Star Trek Tricorder Arrives
X-Prize Awards Qualcomm Wins
LAKE WALES, Fla. -- The $2.6 million purse for the four-year long Tricorder X-Prize contest sponsored by Qualcomm Foundation went to the Pennsylvanian-based Final Frontier team, led by brothers Basil Harris, an emergency medicine physician, and George Harris, a network engineer.
A $1 million second place purse went to the Taiwan-based Dynamic Biomarkers Team, led by Harvard Medical School Professor Chung-Kang Peng and funded by HTC. A third prize of $100,000 was awarded to the Cloud Dx Team, called a “Bold Epic Innovator” for its demonstration, which was "outside the criteria" of the competition rules.
The original Star Trek Tricorder was used as a diagnostic unit by the character Dr. McCoy in the original 1960d TV series, augmented by a hand-held scanner he waved over the patient's body. The instant-diagnosis, plus the ability to be used by non-doctors, too, was the goal of the Tricorder X-Prize. Home diagnosis in developed countries, and community-center diagnoses in developing countries, aims to level the playing field worldwide in medical diagnosis.
The overwhelming success of the contest, with no major engineering hurdles remaining, prompted the X-Prize committee to add a first ever post-competition program to develop the inventions for worldwide distribution. These devices will be able to monitor the five vital signs plus instantly diagnose the 13 most damaging medical conditions worldwide.

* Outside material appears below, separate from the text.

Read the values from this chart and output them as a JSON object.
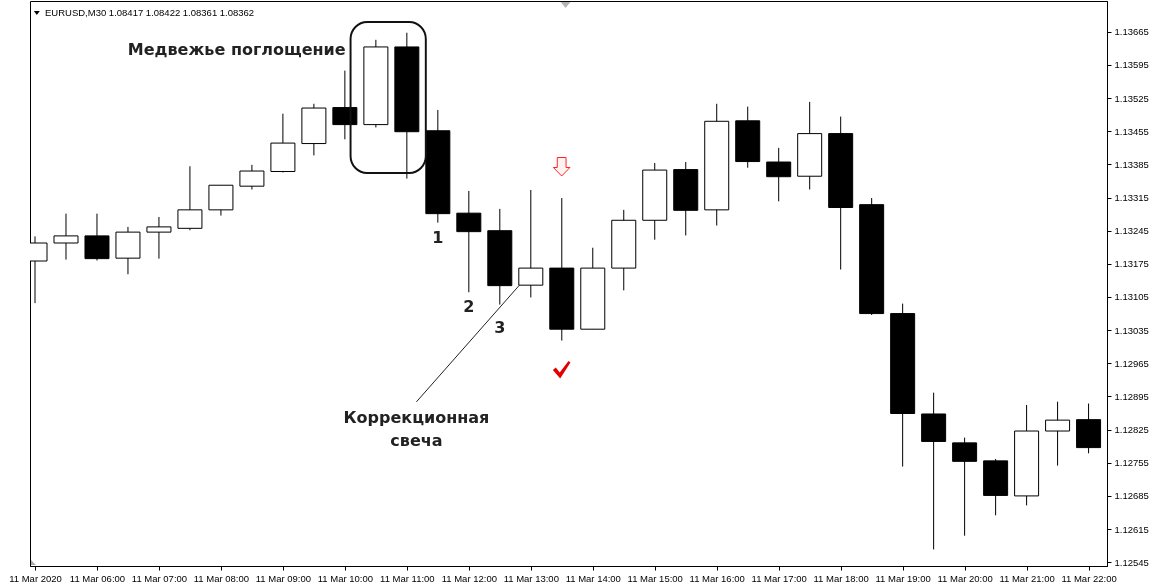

The main difference between the Final Frontier solution and that of Dynamic Biomarkers was that the former used a cluster of non-invasive sensors to collect data and wirelessly transmit them to an artificial intelligence engine which made the diagnoses. Dynamics Biomarker's solution, on the other hand, used a methodology closer to the original Star Trek single-scanner paired to diagnostic analytics in a device controlled by a smartphone.
The Qualcommh Foundation will donate $3.8 million toward the development of consumer versions of the Tricorder as well as testing, guidance and marketing worldwide, including a feature-length documentary to be directed by an as yet unnamed Oscar-nominated director. Much of the work ($2.5 million worth) will be performed by the University of California, San Diego, and its Altman Clinical and Translational Research Institute.
Gene Roddenberry's own Foundation will kick-in another $1.6 million toward adapting the Tricorders for use in hospitals and community centers in developing countries, starting in Mozambique, Africa.